Meanwhile, the Federal Reserve’s decision to lower its benchmark interest rate has resulted in lower fees for the institution as refinancing applications have surged due to consumers taking advantage of this positive environment to reduce their mortgage payments.
As of last year, the firm had a shareholder’s equity of $25.26 billion, which is almost two times FNMA’s current market capitalization. This low price-to-book ratio can be attributed to the firm’s inability to pass on its profits to shareholders amid Fannie Mae’s arrangement with the US Treasury Department.
Moreover, at its current market capitalization of $13 billion, Fannie Mae is being valued at only 1.1 times its 2020 net income.
Based on this week’s ruling, that arrangement will remain as is unless President Biden’s newly-appointed FHFA chief shares Calabria’s view about relieving the firm from its conservatorship status – something the market doesn’t seem to believe at the moment as reflected by the sharp downturn in Fannie Mae’s stock price.

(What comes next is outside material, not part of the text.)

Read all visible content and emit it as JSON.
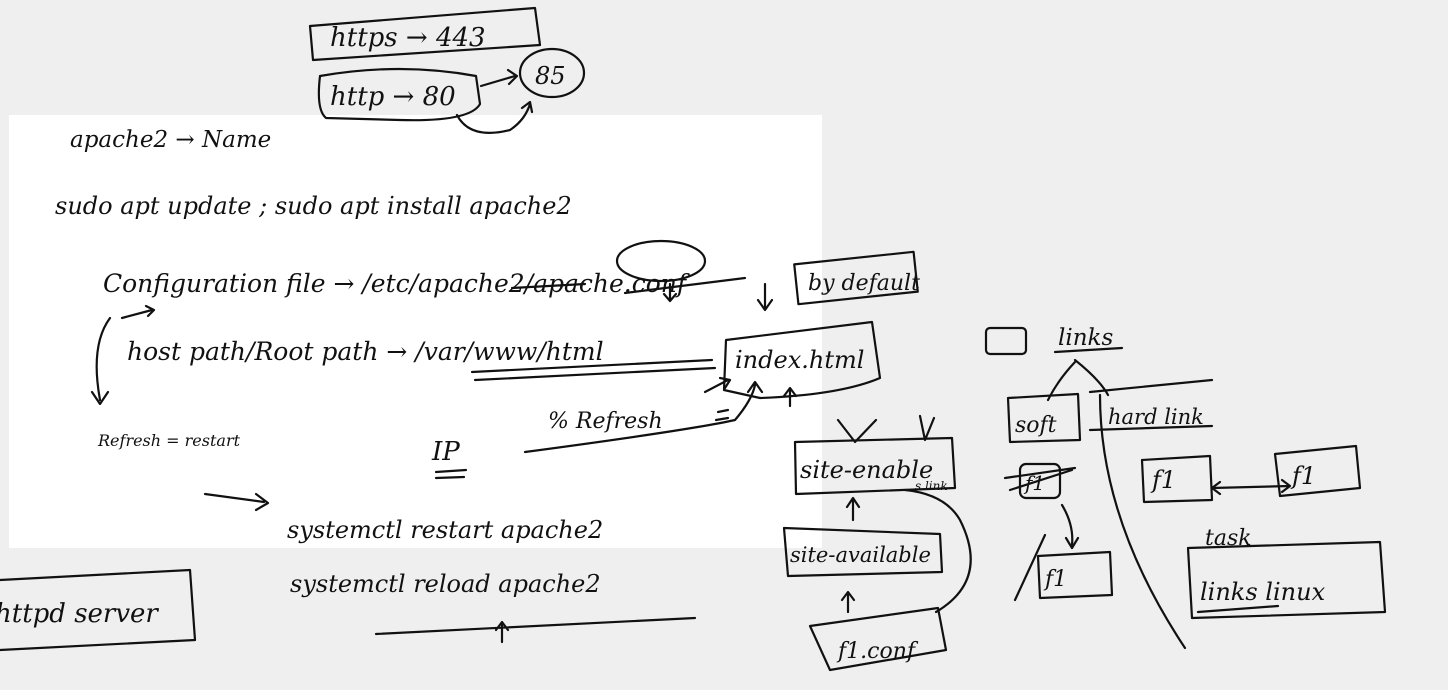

The Fannie Mae we see now is an entirely different animal compared to what the company was back in 2007-2008, which means that once and if the government does decide to remove its conservatorship status the upside potential for investors will probably be sizable based on the stock’s fairly depressed P/B and P/E ratios. However, it could be years until that happens.
Fannie Mae Stock – Technical analysis
From a technical perspective, this week’s meltdown has pushed the price of FNMA stock near a long-dated weekly support area at $1 per share. Interestingly, the stock has bounced off this support level three times already in the past, which reinforces the view that such a level might present a buying opportunity for short-term traders.
However, with the price currently sitting at $1.43 per share, there is still a significant downside risk of around 30% before the stock gets there.
For now, the outlook for the stock remains bearish amid the negative momentum prompted by this Supreme Court ruling. Moreover, announcements from President Biden about the appointment of a new FHFA chief along with his comments about the company’s future could lead to either a more pronounced downturn or a trend reversal if he does support exiting the firm at some point during his tenure.
Meanwhile, if the price does reach $1, it would be interesting to keep an eye on the price action to see if that support level holds – which could open up an opportunity for a rebound.